Planning for the Inevitable
While ASCs are increasingly able to provide a safe alternative for certain types of surgery, it will ultimately be up to physicians to determine whether or not these newly available procedures are appropriate to perform outside of the hospital setting, on a patient-by-patient basis. Based on clinical outcomes and provider feedback, CMS may alter the approved list of ASC procedures in the years ahead. For now, however, the momentum seems to be swinging in the ASCs’ favor.
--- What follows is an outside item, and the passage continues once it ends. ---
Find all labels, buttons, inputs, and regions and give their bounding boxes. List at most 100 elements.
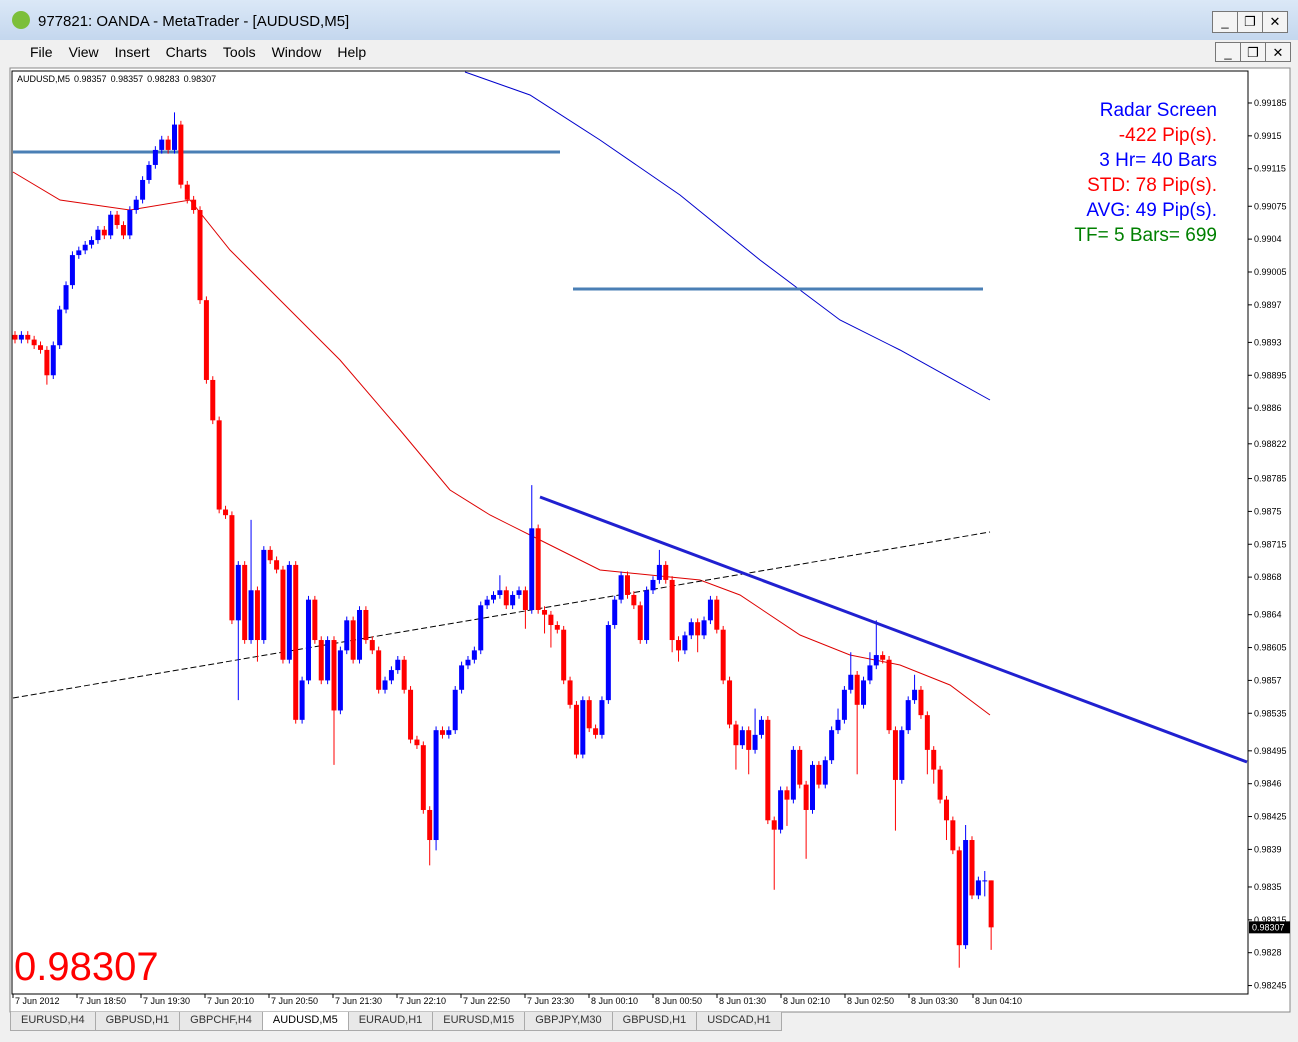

From a practice implication perspective, these changes will, no doubt, portend a continual movement of such procedures away from hospitals to ASCs. This will, in turn, lead to a greater presence of anesthesia providers in these free-standing locations. Groups will need to determine the extent to which they need to transition resources to these alternate settings. Since some groups are more traditionally bound to a particular set of surgeons, the anesthesia group may be forced to perform more cases in an ASC if their surgeons begin to shift their practice to these locations in light of the additional Medicare procedures that can now be performed there.
The great migration will not occur over night. Many surgeons may continue to perform these newly added CPL procedures in the hospital. That’s their comfort zone. Others may be anxious to shift their practice to an ASC because of some perceived level of convenience. Anesthesia groups who have surgery centers in their geographical area will need to closely monitor the way the wind is blowing over the next weeks and months. It doesn’t hurt to plan now for a greater presence in the ASC down the road.